Main implications being:
- Boots. Double boots are better for any arrangement, but if you are using the Huts you may be able to do with single boots (summer only). The trick is to get them dry, since slush is common at the lower parts of the mountain. While it is no problem in the Hut, you would not be able to dry single boots in the tent. On the summit bid single boots may feel too cold, but it depends on the weather and the wind. If investing in double boots is not an option – overboots may help. If possible – take simple trekking shoes for trek-in.
- A Sleeping Matt you do not need in the Hut.
- A Sleeping Bag. The Hut arrangement calls for +10C bag (50 F); while if you are camping, the temperature in the tent may be as low as – 10C (15 F) at elevation of 3800 m / 12500 ft but usually is 0C – +5 C / 30-40 F. The temperatures are given for the summer climbing season.

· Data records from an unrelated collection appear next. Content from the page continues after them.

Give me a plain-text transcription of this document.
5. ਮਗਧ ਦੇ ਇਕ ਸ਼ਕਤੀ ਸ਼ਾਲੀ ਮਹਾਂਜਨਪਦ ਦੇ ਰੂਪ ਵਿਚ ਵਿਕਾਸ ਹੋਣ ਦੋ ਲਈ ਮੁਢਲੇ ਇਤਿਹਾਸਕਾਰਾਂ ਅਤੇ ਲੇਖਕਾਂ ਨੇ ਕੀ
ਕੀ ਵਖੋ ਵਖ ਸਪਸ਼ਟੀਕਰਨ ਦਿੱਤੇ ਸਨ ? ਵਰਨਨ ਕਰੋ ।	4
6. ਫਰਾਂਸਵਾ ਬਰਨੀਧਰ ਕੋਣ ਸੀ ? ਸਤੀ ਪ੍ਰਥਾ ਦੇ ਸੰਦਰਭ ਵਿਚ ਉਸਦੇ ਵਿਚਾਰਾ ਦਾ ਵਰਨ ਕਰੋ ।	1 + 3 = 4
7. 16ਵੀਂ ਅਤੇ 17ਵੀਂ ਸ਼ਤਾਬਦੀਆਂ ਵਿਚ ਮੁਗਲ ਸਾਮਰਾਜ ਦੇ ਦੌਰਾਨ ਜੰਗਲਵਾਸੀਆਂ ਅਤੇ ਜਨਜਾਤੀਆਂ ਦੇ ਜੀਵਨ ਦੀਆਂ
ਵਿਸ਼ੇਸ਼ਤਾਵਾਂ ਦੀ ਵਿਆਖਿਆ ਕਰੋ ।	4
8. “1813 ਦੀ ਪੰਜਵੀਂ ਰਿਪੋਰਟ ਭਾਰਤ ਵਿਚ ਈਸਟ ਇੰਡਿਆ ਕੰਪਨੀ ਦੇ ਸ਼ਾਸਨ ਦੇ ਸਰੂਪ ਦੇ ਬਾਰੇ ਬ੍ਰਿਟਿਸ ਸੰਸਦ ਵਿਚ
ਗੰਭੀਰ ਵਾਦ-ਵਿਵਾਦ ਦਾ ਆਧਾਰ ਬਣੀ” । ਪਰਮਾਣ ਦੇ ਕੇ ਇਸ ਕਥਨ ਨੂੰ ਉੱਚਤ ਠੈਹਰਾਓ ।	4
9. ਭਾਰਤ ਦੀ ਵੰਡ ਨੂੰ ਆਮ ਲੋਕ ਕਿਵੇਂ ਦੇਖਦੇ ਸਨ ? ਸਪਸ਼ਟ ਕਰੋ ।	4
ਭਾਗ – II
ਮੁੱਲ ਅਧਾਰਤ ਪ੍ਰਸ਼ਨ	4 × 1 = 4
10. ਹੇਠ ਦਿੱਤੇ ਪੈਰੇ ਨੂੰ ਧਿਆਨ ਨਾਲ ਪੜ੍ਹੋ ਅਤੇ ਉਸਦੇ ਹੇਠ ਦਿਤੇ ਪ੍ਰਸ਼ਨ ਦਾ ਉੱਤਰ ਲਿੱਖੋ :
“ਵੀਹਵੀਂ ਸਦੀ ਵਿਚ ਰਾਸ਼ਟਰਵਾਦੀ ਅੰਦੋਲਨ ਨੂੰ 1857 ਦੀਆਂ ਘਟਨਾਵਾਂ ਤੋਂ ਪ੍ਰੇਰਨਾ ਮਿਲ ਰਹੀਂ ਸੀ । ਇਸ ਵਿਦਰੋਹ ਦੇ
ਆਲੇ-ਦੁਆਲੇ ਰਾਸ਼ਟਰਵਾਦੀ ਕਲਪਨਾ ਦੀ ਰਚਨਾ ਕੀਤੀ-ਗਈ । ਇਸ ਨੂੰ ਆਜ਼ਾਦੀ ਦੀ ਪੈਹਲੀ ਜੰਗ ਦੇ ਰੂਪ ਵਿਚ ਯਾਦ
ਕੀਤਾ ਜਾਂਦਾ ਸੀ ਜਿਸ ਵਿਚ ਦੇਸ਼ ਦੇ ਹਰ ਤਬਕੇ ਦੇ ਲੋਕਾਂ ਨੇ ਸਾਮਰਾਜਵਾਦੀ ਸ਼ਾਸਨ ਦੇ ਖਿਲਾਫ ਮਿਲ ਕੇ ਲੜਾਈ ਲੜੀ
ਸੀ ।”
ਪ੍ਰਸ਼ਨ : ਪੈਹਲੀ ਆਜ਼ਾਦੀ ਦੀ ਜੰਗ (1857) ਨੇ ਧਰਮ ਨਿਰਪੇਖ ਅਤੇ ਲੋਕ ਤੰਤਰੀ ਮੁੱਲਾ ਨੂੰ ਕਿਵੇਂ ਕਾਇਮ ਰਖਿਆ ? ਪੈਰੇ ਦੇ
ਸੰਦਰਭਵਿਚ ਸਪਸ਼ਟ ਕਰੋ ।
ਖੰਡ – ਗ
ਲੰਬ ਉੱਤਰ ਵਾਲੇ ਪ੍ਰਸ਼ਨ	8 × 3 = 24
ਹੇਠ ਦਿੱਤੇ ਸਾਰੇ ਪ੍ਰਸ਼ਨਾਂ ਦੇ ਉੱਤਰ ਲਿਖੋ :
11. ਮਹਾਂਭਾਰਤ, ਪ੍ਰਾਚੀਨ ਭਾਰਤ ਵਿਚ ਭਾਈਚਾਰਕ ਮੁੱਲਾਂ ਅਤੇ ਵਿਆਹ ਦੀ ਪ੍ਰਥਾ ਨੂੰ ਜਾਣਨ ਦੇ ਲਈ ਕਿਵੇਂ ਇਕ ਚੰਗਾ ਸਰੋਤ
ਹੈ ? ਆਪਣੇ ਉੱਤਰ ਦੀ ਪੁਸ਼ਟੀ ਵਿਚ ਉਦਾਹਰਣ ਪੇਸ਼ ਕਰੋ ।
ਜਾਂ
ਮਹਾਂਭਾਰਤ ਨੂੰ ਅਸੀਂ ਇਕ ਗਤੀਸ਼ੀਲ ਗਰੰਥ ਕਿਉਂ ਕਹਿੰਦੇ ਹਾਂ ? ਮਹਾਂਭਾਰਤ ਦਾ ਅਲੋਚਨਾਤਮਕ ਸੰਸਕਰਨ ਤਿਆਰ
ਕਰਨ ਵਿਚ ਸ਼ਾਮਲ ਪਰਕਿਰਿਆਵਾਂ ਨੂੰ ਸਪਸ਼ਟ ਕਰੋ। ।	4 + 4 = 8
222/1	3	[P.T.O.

- Crampons, Ice Axe, Harness & ropes are the same. The mountain is not technical – there are no fixed lines and no need to establish them, also ascender is not necessary. Often commercial expeditions prefer not to rope up customers at all on the Southern side (which is a debatable practice). On the North Side the total time of a roped travel will be 2 – 3 hrs for the whole duration of the climb.
- A camping gear and utensils. Not an issue if you are using the Huts. Otherwise depends on whether you arranging all by yourself or using a local provider.
- A Compass and Map. On a good day the idea of having a compass seems ridiculous. The route is like a highway up, very clear and straightforward. BUT fog / clouds very often cover the mountain and visibility drops so that one cannot see the end of a ski pole. Majority of accidents on Elbrus are caused by such conditions. So, take a compass, it will not break your back.